Rep. Michael Waltz, a Florida Republican, complained to CNN that the investigation was a symptom of "dismal investigations of the president."
But the chairman of the Ways and Means Subcommittee, John Lewis of Georgia, said the Democrats were steeped in the meaning of the mission.
"We must do what is right, we are called to do what is right, we have been chosen, we have been chosen," said Lewis.
New York Democrat Representative Tom Suozzi told CNN's Erica Hill that Democrats must follow a "very delicate line" between true Congressional oversight and a glut of exuberance.
"You are on a good balance," said Suozzi.
"You can not go to the end here and you ignore your supervisory responsibilities.And you can not go all the way here to become political and chase down the president because it belongs to a different party. "
In Washington, the focus is on the fierce fighting about to unfold.
The battle of 2020 heats up
Outside the capital, Democratic activists look to the future with a different hope, as presidential candidates run the most intense campaign of their nascent race to date.
Senator Cory Booker of New Jersey was in Iowa Friday, while her colleague Senator Kirsten Gilibrand of New York went to South Carolina. Mayor Pete Buttigieg, of South Bend, in Indiana, was also in Iowa, while Senator Sherrod Brown of Ohio, who is thinking about a race, has headed to the first state of New Hampshire, the first state of the country.
Senator Elizabeth Warren of Mbadachusetts hopes to avoid controversy over her native heritage when she officially launches her campaign in her home country on Saturday.

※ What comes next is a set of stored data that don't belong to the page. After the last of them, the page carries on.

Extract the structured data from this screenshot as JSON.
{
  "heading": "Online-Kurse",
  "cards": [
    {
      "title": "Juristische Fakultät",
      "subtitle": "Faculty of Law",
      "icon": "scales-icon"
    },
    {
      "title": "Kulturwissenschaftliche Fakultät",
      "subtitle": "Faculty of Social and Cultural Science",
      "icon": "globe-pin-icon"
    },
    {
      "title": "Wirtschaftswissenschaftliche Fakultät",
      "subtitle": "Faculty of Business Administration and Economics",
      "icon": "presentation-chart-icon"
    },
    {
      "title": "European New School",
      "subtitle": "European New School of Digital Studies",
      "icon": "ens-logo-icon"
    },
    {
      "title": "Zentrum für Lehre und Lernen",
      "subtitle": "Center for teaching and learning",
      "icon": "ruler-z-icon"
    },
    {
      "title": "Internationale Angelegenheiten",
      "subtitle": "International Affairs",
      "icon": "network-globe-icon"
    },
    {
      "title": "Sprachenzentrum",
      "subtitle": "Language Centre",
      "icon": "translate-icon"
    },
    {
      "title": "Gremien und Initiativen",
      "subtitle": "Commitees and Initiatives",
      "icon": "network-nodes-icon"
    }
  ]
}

On Sunday in Minneapolis, the overcrowded Democrat group could have another candidate with Senator Amy Klobuchar to announce her intentions towards her home country.
Whoever comes out of the pack is already waiting for Trump.
His speech on the state of the Union was a response to a political moment when he was besieged on many fronts, including a duel against his border wall and government funding before the deadline set for Friday. next.
But it was also a bold statement of his campaign strategy for 2020.
The president said his run for reelection, along with his 2016 strategy, would be rooted in inflammatory rhetoric about immigration targeting his base.
"No problem better illustrates the gap between the working clbad and the US political clbad than illegal immigration," Trump said in an appeal to his blue-collar voters in the South and Midwest industrialists.
The president said he was going to badociate his populist rhetoric with the claim of having achieved the most impressive economic renaissance of the last decades.
"Our economy is dynamic and our economy thrives as never before," he said in his speech, which also aimed to position Democrats as going to the far left: "Tonight we renew our determination to what America is never a socialist country. "
The President's attack on the Democrats for adopting "socialism" was a sign that the GOP would seize government programs on climate change, higher education and health care, advocated by rising stars such as representative Alexandria Ocasio-Cortez of New York, to try to scare the voters of the pivotal state.
The media and conservative opinion pages were full this week of criticism of Ocasio-Cortez's co-sponsored Green New Deal, which would require a fundamental remodeling of the economy to eliminate fossil fuels.
In his speech on the state of the Union, Trump was also careful to look after another sector of his 2016 coalition, evangelical voters, on another issue that the GOP hopes to use to depict Democrats as moving away from the American mainstream.
He accused the New York Democrats of having enacted national legislation allowing "that a baby be torn from his mother's womb a few moments before birth."
He was referring to a new law that relaxes restrictions on late abortions if the woman life or health is in danger.
The state of the Union was a new indication that after again refusing to expand its base, as many presidents do, Trump will seek to chart a path to the White House, similar to the one he had wrought in 2016, which challenged the experts who believed that could not be done.